Entretanto, o PLACTS contribui para a reflexão sobre o contexto da produção científica face à má distribuição de renda e às relações de dependência internas e externas porque passam os países latino-americanos, em prol da formulação de um projeto nacional para o desenvolvimento:

Em última instância, o PLACTS propõe que se faça uma inversão da cadeia linear de inovação, movida por uma lógica ofertista. A construção de um projeto nacional estaria na base da constituição de uma demanda social por conhecimento, o que puxaria o avanço científico e tecnológico possibilitando, dessa forma, o desenvolvimento econômico e social dos países da América Latina. (DIAS, 2008, p. 4)

Alguns projetos do PLACTS se destacaram, como o Science and Technology Policy Instruments (STPI), que pretendia analisar várias formas de política de ciência e tecnologia no intuito de contribuir com o planejamento científico dos países latino-americanos. O trabalho impulsionou a ênfase na região, como forma de integrar ciência e tecnologia ao caráter social e estrutural da formulação da Política de Ciência e Tecnologia (PCT) no Uruguai (JIMÉNEZ BECERRA, 2010).

Segundo Vaccareza (1998), o conceito CTS nos países periféricos se converteu em identidade para uma gama de investigadores e especialistas de várias áreas do conhecimento, entretanto, sem integração plena entre todos os membros, assim como nos países centrais, em especial os tomadores de decisão em política e gestão de ciência e tecnologia.

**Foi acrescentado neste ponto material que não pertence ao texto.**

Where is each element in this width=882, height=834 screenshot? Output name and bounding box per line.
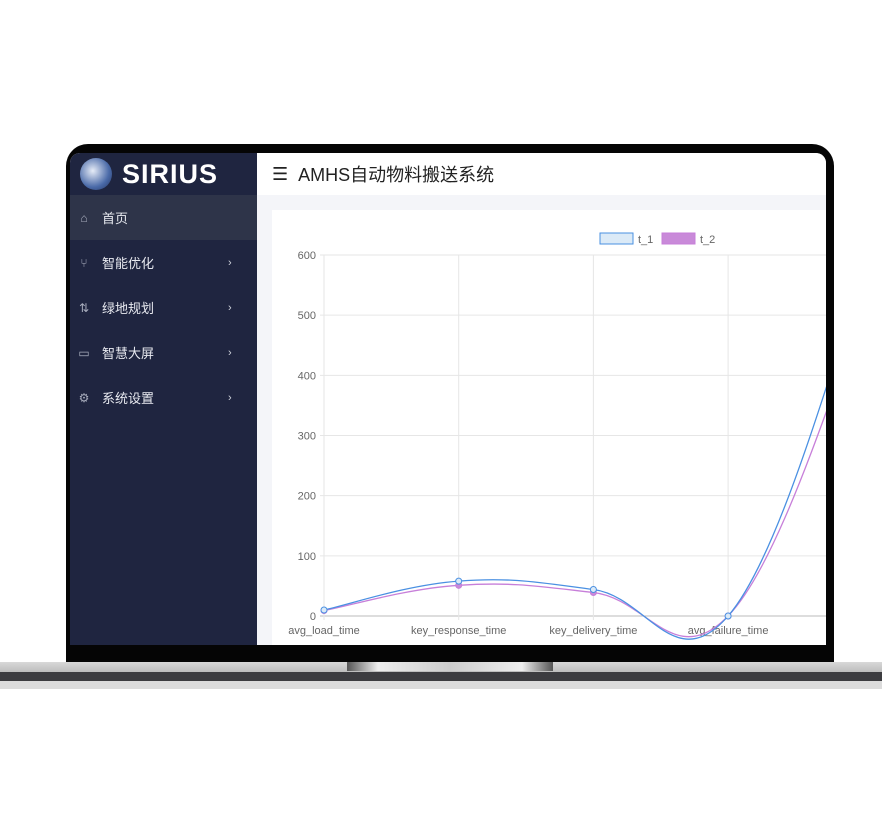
logo[interactable]: SIRIUS	[70, 153, 257, 195]
legend-label: t_2	[700, 234, 715, 246]
series-line-t_2	[323, 410, 826, 638]
monitor-icon: ▭	[78, 345, 90, 360]
y-tick-label: 500	[298, 310, 316, 322]
header: ☰ AMHS自动物料搬送系统	[257, 153, 826, 195]
chevron-right-icon: ›	[228, 256, 232, 269]
line-chart: 0 100 200 300 400 500 600 avg_load_time key_resp…	[288, 232, 826, 640]
y-tick-label: 400	[298, 370, 316, 382]
chevron-right-icon: ›	[228, 391, 232, 404]
x-tick-label: avg_load_time	[288, 625, 360, 637]
laptop-notch	[347, 662, 553, 671]
gear-icon: ⚙	[78, 390, 90, 405]
y-tick-label: 600	[298, 250, 316, 262]
sidebar-item-label: 系统设置	[102, 391, 155, 406]
home-icon: ⌂	[80, 210, 88, 225]
sidebar-item-3[interactable]: ▭ 智慧大屏 ›	[70, 330, 257, 375]
sidebar-item-4[interactable]: ⚙ 系统设置 ›	[70, 375, 257, 420]
data-point-t_1	[455, 577, 463, 585]
sidebar-item-0[interactable]: ⌂ 首页	[70, 195, 257, 240]
y-tick-label: 300	[298, 431, 316, 443]
sidebar: SIRIUS ⌂ 首页 ⑂ 智能优化 › ⇅ 绿地规划 › ▭ 智慧大屏 › ⚙ 系统设置 ›	[70, 153, 257, 645]
laptop-base-shadow	[0, 681, 882, 689]
y-tick-label: 100	[298, 551, 316, 563]
series-line-t_1	[323, 386, 826, 640]
legend-swatch-t_1	[599, 232, 634, 245]
legend-swatch-t_2	[661, 232, 696, 245]
y-tick-label: 200	[298, 491, 316, 503]
x-tick-label: key_delivery_time	[549, 625, 637, 637]
data-point-t_1	[320, 606, 328, 614]
sidebar-item-label: 智慧大屏	[102, 346, 155, 361]
sidebar-item-label: 首页	[102, 211, 129, 226]
laptop-base-edge	[0, 672, 882, 681]
brand-name: SIRIUS	[122, 158, 219, 189]
branch-icon: ⑂	[80, 255, 88, 270]
page-title: AMHS自动物料搬送系统	[298, 165, 495, 185]
legend-label: t_1	[638, 234, 653, 246]
sidebar-item-label: 智能优化	[102, 256, 155, 271]
x-tick-label: key_response_time	[411, 625, 506, 637]
wolf-logo-icon	[80, 158, 112, 190]
hamburger-icon[interactable]: ☰	[272, 163, 289, 184]
y-tick-label: 0	[310, 611, 316, 623]
pull-request-icon: ⇅	[78, 300, 90, 315]
sidebar-item-label: 绿地规划	[102, 301, 155, 316]
data-point-t_1	[724, 612, 732, 620]
chevron-right-icon: ›	[228, 346, 232, 359]
chevron-right-icon: ›	[228, 301, 232, 314]
sidebar-item-2[interactable]: ⇅ 绿地规划 ›	[70, 285, 257, 330]
app-screen: SIRIUS ⌂ 首页 ⑂ 智能优化 › ⇅ 绿地规划 › ▭ 智慧大屏 › ⚙ 系统设置 › ☰ AMH…	[70, 153, 826, 645]
sidebar-item-1[interactable]: ⑂ 智能优化 ›	[70, 240, 257, 285]
chart-card: 0 100 200 300 400 500 600 avg_load_time key_resp…	[272, 210, 826, 645]
data-point-t_1	[589, 586, 597, 594]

Se, em um primeiro momento o movimento CTS se embasava em um discurso teórico-metodológico e estava nas mãos de cientistas naturais, na década de 1990 a área passou para a esfera acadêmica e foi ‘tomada’ por cientistas sociais, com uma transposição do compromisso militante da década de 1970 para o ethos acadêmico.

Como sínteses das mudanças do movimento CTS Vaccarezza (1998) indica: a) complexidade temática; b) profissionalização dos investigadores e das instituições de produção CTS e dos meios de comunicação; c) constituição mais integrada de uma comunidade intelectual de CTS; d) maior dependência intelectual das correntes de pensamento internacional sobre o tema, pela teorização e propostas de intervenção política e administrativa; e) menor potencial de propostas sobre o papel da ciência e tecnologia para resolução de problemas regionais.

Vaccarezza (1998) chama a atenção para as características das pesquisas CTS na América Latina, como a predominância de estudos aplicados sobre os teóricos, estudos de caso sobre os de âmbitos corporativos ou nacionais, estudos micro em detrimento dos macro e estudos administrativos sobre os políticos, sociológicos e éticos, sendo que o Estado, movimentos sociais, partidos políticos e corporações empresariais e científicas são atores ausentes nesse cenário.

Um projeto de destaque entre 1974 e 1976 foi o Projeto Bariloche, que visava a discutir o modelo do clube de Roma, modelos de desenvolvimento científico não dependentes, projetos nacionais, etc. (JIMÉNEZ BECERRA, 2010).